Je réagis à la conférence de presse de François Bayrou cet après-midi, parce qu’elle m’a retardé dans mon dépouillement de l’année 1931 du journal Le Temps. L’oreille mobilisée sur LCI, l’œil sur la machine à microfilms, j’ai cependant retenu quelques enseignements.
Je ne m’attarderai pas sur la première partie de la conférence, le soliloque de Bayrou, car j’ai pris la conférence une demi-heure en retard. On en retrouvera un compte-rendu ici, là, et enfin là. J’ai en revanche suivi la séance de questions-réponses entre 16h30 et 17h. J’ai par ailleurs fait un live-twittering de mes réflexions (mais ça, on s’en fout).
Effet d’annonce. On se rappelle que ce week-end, le siège du MoDem nous pondait une convocation à la va-vite pour annoncer quelque chose d’important. Ce quelque chose n’est, à mon sens, pas venu. Bayrou aime attirer l’attention sur lui. Dans son monologue introductif, il revient longuement sur ses points d’opposition avec le gouvernement de la majorité et avec Nicolas Sarkozy, les mêmes qu’il a exposés à de nombreuses reprises à la radio, à la télé, dans l’appel du 14 février. Tout au plus les a-t-il réactualisés à la lumière des récentes annonces du gouvernement. Dans les séances de questions-réponses avec les journalistes, il a ressorti la même rengaine. Un centre indépendant, c’est premièrement un centre qui ne s’inféode pas, et donc garde son libre-arbitre pour voter, ou ne pas voter tel texte, de n’importe quel bord qu’il émane. Là-dessus, il a raison, et je crois que les Français le suivent. En revanche, il croit bon de poursuivre la réflexion plus loin en affirmant qu’un centre indépendant doit être capable de parler tantôt à la gauche, tantôt à la droite : à ce sujet, il n’a tiré aucun enseignement des échéances électorales depuis la présidentielle.
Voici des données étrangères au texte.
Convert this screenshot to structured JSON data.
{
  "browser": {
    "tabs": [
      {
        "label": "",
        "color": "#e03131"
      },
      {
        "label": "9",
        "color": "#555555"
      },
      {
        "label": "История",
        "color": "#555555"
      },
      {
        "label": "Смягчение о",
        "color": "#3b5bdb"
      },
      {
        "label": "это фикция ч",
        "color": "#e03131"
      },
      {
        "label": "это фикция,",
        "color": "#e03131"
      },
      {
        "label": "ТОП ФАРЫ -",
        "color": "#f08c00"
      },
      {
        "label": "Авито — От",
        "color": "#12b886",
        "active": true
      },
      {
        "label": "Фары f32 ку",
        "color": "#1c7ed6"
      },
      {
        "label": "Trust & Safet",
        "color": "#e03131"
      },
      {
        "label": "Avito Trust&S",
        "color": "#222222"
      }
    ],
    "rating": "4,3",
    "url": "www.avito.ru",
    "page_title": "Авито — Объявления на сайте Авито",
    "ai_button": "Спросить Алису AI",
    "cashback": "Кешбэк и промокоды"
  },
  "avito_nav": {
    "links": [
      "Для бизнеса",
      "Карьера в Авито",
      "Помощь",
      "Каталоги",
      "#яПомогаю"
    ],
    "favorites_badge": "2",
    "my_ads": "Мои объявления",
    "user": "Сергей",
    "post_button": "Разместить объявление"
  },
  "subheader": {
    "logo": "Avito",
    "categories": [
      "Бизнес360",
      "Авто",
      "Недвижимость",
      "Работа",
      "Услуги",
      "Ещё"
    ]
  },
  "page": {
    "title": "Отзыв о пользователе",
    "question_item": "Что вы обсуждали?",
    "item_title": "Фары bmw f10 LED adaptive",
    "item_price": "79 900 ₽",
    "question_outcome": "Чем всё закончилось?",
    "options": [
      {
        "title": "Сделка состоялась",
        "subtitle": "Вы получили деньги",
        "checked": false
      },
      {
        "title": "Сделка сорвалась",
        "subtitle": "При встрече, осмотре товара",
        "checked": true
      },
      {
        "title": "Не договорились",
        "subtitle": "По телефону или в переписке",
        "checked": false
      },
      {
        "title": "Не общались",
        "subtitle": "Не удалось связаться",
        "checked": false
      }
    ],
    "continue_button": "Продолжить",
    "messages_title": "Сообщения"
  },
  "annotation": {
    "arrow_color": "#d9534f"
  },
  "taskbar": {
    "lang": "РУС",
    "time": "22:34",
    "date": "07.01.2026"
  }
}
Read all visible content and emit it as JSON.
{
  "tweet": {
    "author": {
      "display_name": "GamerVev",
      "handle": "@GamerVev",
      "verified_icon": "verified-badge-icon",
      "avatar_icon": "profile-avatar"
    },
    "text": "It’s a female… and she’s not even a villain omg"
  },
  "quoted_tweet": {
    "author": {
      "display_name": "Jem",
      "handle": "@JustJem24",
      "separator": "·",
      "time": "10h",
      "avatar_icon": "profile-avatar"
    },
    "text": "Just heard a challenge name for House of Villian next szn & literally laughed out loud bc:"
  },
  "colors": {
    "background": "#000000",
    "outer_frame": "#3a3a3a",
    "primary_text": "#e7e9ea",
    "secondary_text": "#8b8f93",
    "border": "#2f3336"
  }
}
Il n’a pas compris que ce qui offre des voix au MoDem, ce sont d’une part son projet, d’autre part son indépendance. Pas plus que l’UMP et le PS n’acceptent de faire alliance l’un avec l’autre ou de se désister l’un en faveur de l’autre, le MoDem ne doit le faire : s’il ne veut pas être un supplétif à géométrie variable, il doit jouer dans la cour des grands, dût-il avoir peu d’élus. Ce côté bravache, Bayrou s’y refuse, et mal lui en prendra.
D’ailleurs, un journaliste lui a posé la question : « Pourquoi nous avoir faits convoquer ? ».
L’annonce du jour. Pour couper court aux tentatives de déstabilisation, Bayrou annonce la consultation des adhérents dans un congrès extraordinaire, probablement au début de l’été. Ce qui est en jeu, c’est la détermination de la stratégie du MoDem, un peu comme au congrès de Lyon en 2006, où l’UDF avait voté l’indépendance vis-à-vis de la majorité présidentielle. Tous les dirigeants qui ne souhaitent pas s’inscrire dans la démarche de Bayrou pourront déposer une motion, lesquelles seront toutes votées, comme au PS. La motion qui remportera les suffrages décidera de la stratégie à suivre, stratégie qui s’appliquera immédiatement. Le vote démocratique aura parlé (en espérant qu’il le soit vraiment : pitié, pas de Villepinte reloaded…), et les dissidents n’auront que trois solutions : coopérer, la fermer, se casser. Ce sera la moindre des choses pour un processus démocratique.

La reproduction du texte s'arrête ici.